In November 2022, two Redemptorist priests who had been based at the parish, Father Bohdan Galeta and Father Ivan Levitskyi, were kidnapped by Russian militia. The priests served both the Latin-rite and Ukrainian Catholic communities.

While their status and whereabouts remain unknown, Major Archbishop Sviatoslav Shevchuk, head of the global Ukrainian Catholic Church, said in a December 2022 plea for their release that he had learned the priests were being “tortured without mercy.”

ISW, which has closely monitored Russian aggression against Ukraine for several years, said “Russian occupation authorities are continuing to oppress Roman Catholics in occupied Ukraine, likely in an effort to suppress Ukrainian religious institutions beyond Moscow’s control.”

In an April 9 report, ISW assessed that Russia is “committing gross violations of religious freedom” in Ukraine as part of its full-scale invasion, which was launched in February 2022 and continued attacks begun in 2014. With some 66,000 war crimes reported since February 2022, Ukraine has filed charges of genocide by Russia with the International Court of Justice. More than 19,300 Ukrainian children have been abducted by Russia over the past year, according to Ukraine’s government.

ISW found that Russia is persecuting believers from a number of denominations in Ukraine, including the Orthodox Church of Ukraine (OCU) and the Ukrainian Catholic and Roman Catholic Churches, as well as Baptist, Lutheran, evangelical Protestant, Mennonite, Pentecostal and other Christian communities. Muslim and Jehovah’s Witness congregations also have been targeted.

Among the violations are the capture and killing of clergy; looting, vandalism and destruction of houses of worship; and raids, searches and detention of congregants.

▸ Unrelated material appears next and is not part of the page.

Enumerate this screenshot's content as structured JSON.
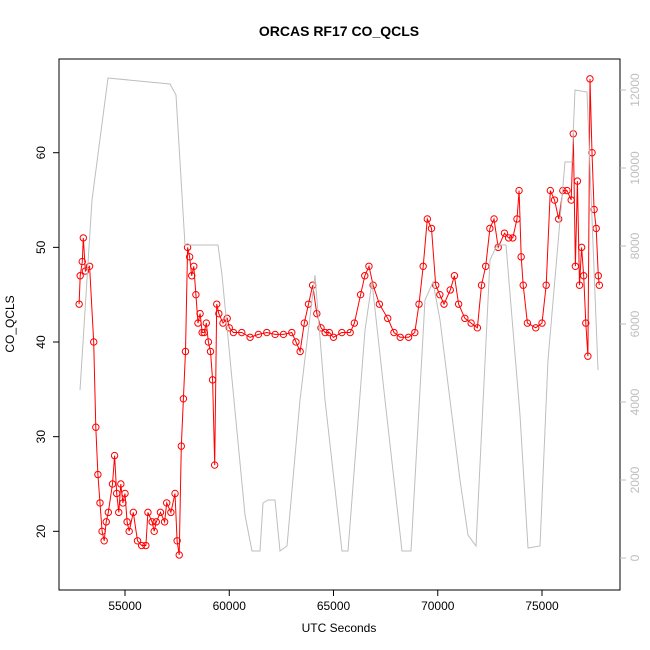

Several places of worship have been closed or nationalized, particularly those of the OCU, created in 2018 after breaking with the Russian Orthodox Church’s (ROC) Moscow Patriarchate, which is closely aligned with the Kremlin. ROC Patriarch Kirill, a staunch ally of Russian President Vladimir Putin, has blessed his country’s invasion of Ukraine, assuring his followers that “sacrifice in the course of carrying out your military duty washes away all sins.”